Logic attempts to describe the nature of sentences that have descriptions in some restricted format. Computational complexity investigates the number of steps needed on a computer to solve a given mathematical problem. Despite the seemingly disjoint nature of the topics, Logic and Computational Complexity have had a rich history of interactions in the past. Fagin's classical theorem giving a logical definition of NP is probably one of the first connections in the area. Other celebrated results in the nexus of finite logic and computational complexity include the Immerman-Szelepsenyi theorem showing non-deterministic logspace is closed under complementation; and Ajtai's work on certain formulae on finite structures, which shows that parity is not first-order definable (which turns out to be equivalent to Furst, Saxe, and Sipser's result that parity does not have constant depth, polynomial size circuits). These results have advanced logic as well as computational complexity.

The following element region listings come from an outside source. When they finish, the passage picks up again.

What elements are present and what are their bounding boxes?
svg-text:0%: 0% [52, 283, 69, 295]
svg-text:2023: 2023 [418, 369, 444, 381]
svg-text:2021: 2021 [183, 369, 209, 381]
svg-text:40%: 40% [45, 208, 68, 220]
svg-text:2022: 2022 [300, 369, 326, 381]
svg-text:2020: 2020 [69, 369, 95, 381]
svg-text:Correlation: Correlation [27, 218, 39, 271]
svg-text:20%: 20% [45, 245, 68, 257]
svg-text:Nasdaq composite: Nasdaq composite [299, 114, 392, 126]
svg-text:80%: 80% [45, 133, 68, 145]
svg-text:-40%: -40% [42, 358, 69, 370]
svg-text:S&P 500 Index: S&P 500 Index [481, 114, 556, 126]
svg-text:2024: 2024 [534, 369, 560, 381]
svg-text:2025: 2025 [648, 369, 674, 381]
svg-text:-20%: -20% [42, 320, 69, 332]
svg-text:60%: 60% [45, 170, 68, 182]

This research project is inspired by recent work by the student investigators on this project, Swastik Kopparty and Ben Rossman who have unearthed new connections between these areas leading to several new results. This project outlines novel further questions in the intersection of logic and computational complexity and outlines methods that may be employed to make progress on these questions. Some specific questions include:
- Size lower bounds for uniform logarithmic depth circuits. - Explicit functions that are hard for first-order logic augmented with arbitrary modular counting quantifiers (modulo composites in particular). - Choiceless algorithms for solving linear systems. - Decidability of the containment problem for conjunctive queries under multiset semantics.